The opposing offensive tackle grabbed Desmond Tautofi by the face mask, snapping the helmet off his head.
Tautofi, who lived in a Honolulu housing project and thought getting into fistfights was as natural as the sun rising over Diamond Head, knew what to do next.
Football, Tautofi thought, was never a way out of his dangerous neighborhood anyway. His grade-point average always hovered close to 2.0, and he figured those excited college recruiters calling his number were wasting their time.
But that view changed after Tautofi did what came naturally, delivering an uppercut to the offending offensive tackle, igniting a brawl in what should have been a meaningless 2009 preseason scrimmage. Tautofi was kicked off the team, transferred to another Hawaii school, then realized what he needed most was to leave the Islands.
"I thought to myself, 'If I stay here, I can never get out of this dump,' " Tautofi said.
He left for Las Vegas, often called Hawaii's ninth island. His brother David, who played football at UCLA, and an uncle live in the valley and are involved with the Calvary Chapel Christian School worship team.
Tautofi enrolled and was forced to concentrate solely on academics after he was ruled ineligible for sports because of Nevada Interscholastic Activities Association transfer rules.
Most college recruiters either forgot about Tautofi or lost track of him. Not Bobby Hauck, who signed him last year as part of his first recruiting class at UNLV.
Tautofi, a 6-foot-3-inch, 300-pound defensive tackle, grayshirted last season, enrolling at UNLV in January, and would probably redshirt next fall under normal circumstances. But the Rebels need help up front, so he has a good chance to play. And he's already showing the potential to become a force on the defensive line.
On one play in a recent spring practice, Tautofi spun inside from his assigned gap to tackle running back Dionza Bradford. It was a risky move that could have resulted in a big gain, but Tautofi guessed right.
"I've seen him do three or four of those," defensive tackles coach Michael Gray said. "I like that. I can work with that. We can challenge him."
Tautofi speaks candidly about what led him to UNLV.
His Honolulu neighborhood was rough. People were afraid to park their cars there. He joined a gang at age 12, though it was more like a fight club than a fierce, Los Angeles-type gang because members didn't carry guns.
But the despair was just the same. Tautofi never thought his grades were good enough for him to play college football, even if Notre Dame and every Pac-10 Conference school other than Southern California came to see him at his Hawaiian home.
"Going into his senior year, he had the most attention I've ever seen," said Clint Onigama, the coach at Kaimuki High School. "We've had several players recruited in the past, but not on the level of Notre Dame."
But not being able to play football his senior season made attending college a distant dream.
That seemed especially true when the NIAA ruled he couldn't play at Calvary, making his transition to the private religious-based school more tenuous.
He settled in, making friends and feeling accepted. More important, he earned an A average.

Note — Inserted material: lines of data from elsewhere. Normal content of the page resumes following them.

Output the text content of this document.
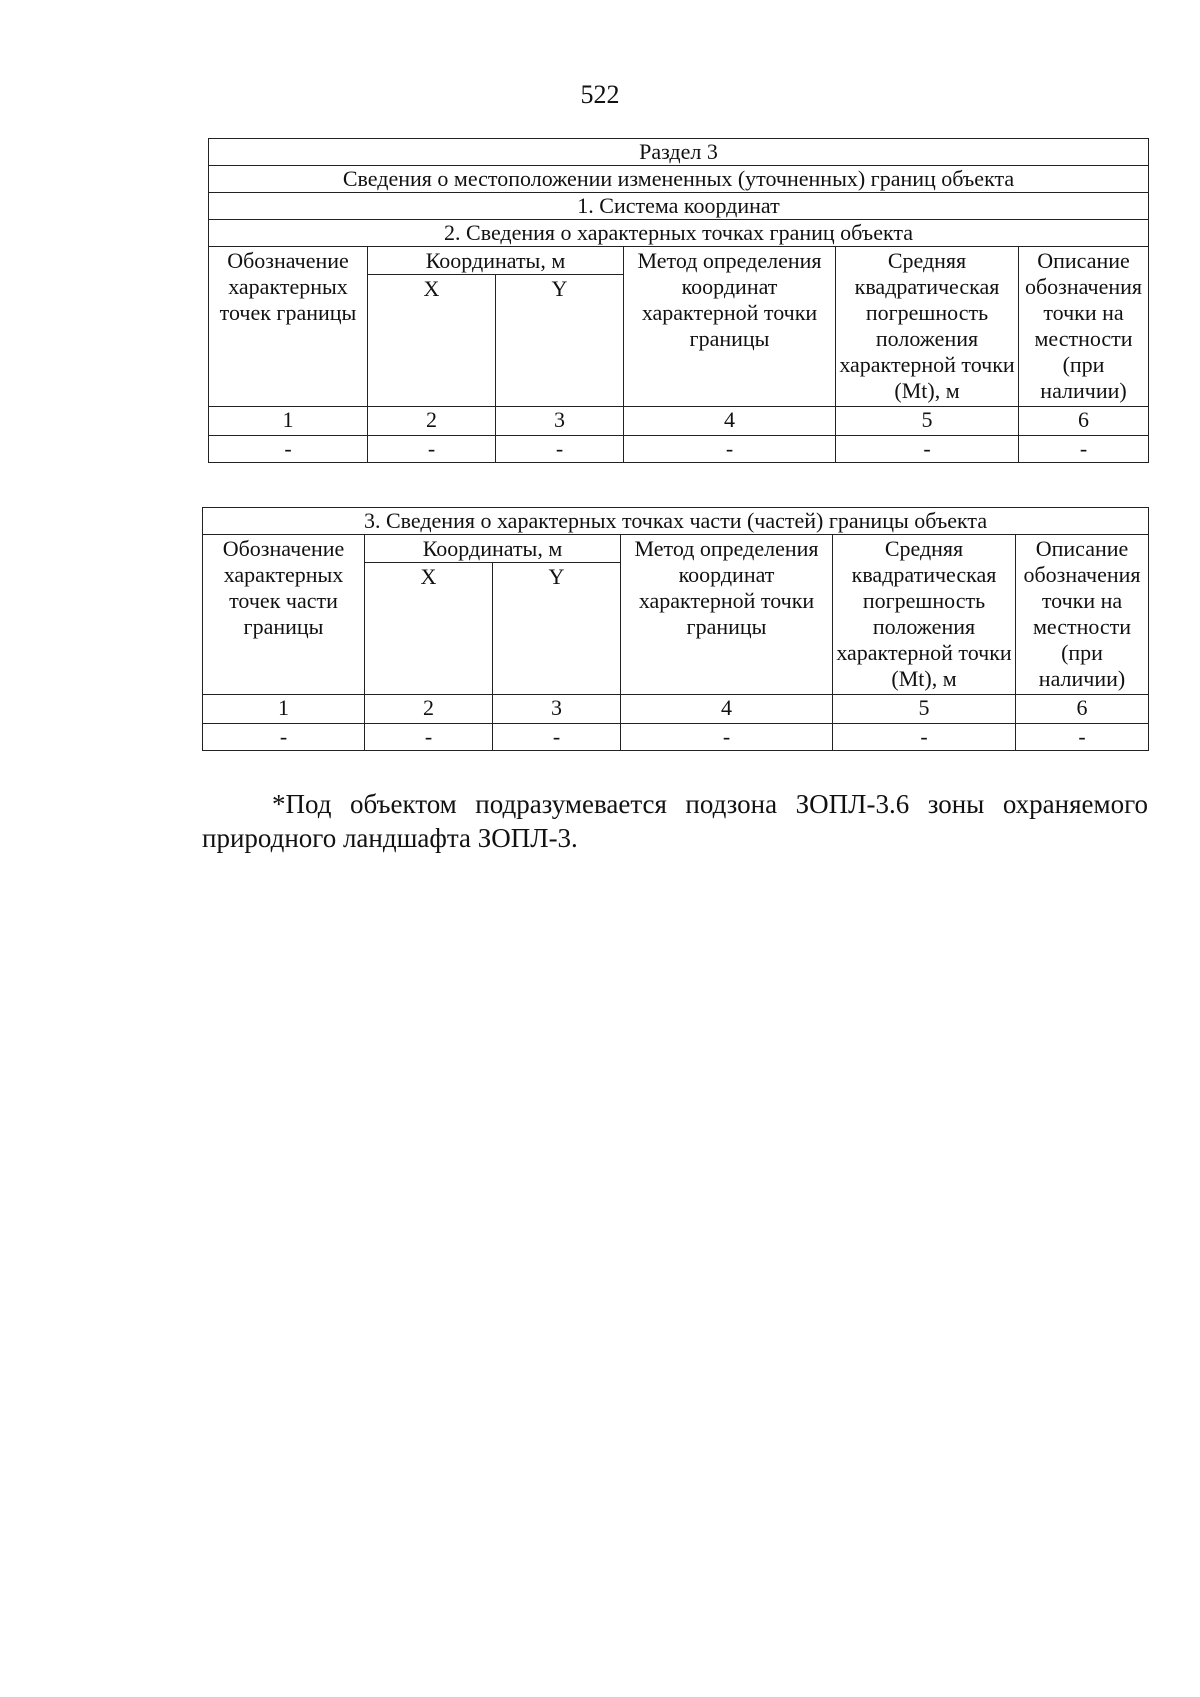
522
Раздел 3					
Сведения о местоположении измененных (уточненных) границ объекта					
1. Система координат					
2. Сведения о характерных точках границ объекта					
Обозначение характерных точек границы	Координаты, м		Метод определения координат характерной точки границы	Средняя квадратическая погрешность положения характерной точки (Mt), м	Описание обозначения точки на местности (при наличии)
	X	Y			
1	2	3	4	5	6
-	-	-	-	-	-
3. Сведения о характерных точках части (частей) границы объекта					
Обозначение характерных точек части границы	Координаты, м		Метод определения координат характерной точки границы	Средняя квадратическая погрешность положения характерной точки (Mt), м	Описание обозначения точки на местности (при наличии)
	X	Y			
1	2	3	4	5	6
-	-	-	-	-	-

*Под объектом подразумевается подзона ЗОПЛ-3.6 зоны охраняемого природного ландшафта ЗОПЛ-3.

"I was worried I wouldn't fit in with all these kids because they're good," Tautofi said. "I always thought Christians were always good. I guess I thought wrong. Everybody makes mistakes."
Now Tautofi is getting a chance he thought would never come. He left Hawaii and found his own piece of paradise in Las Vegas.
He sometimes thinks about what his life would be like had he stayed.
"It scares me, but it scares me in a good way to do better and work harder on the field and off the field."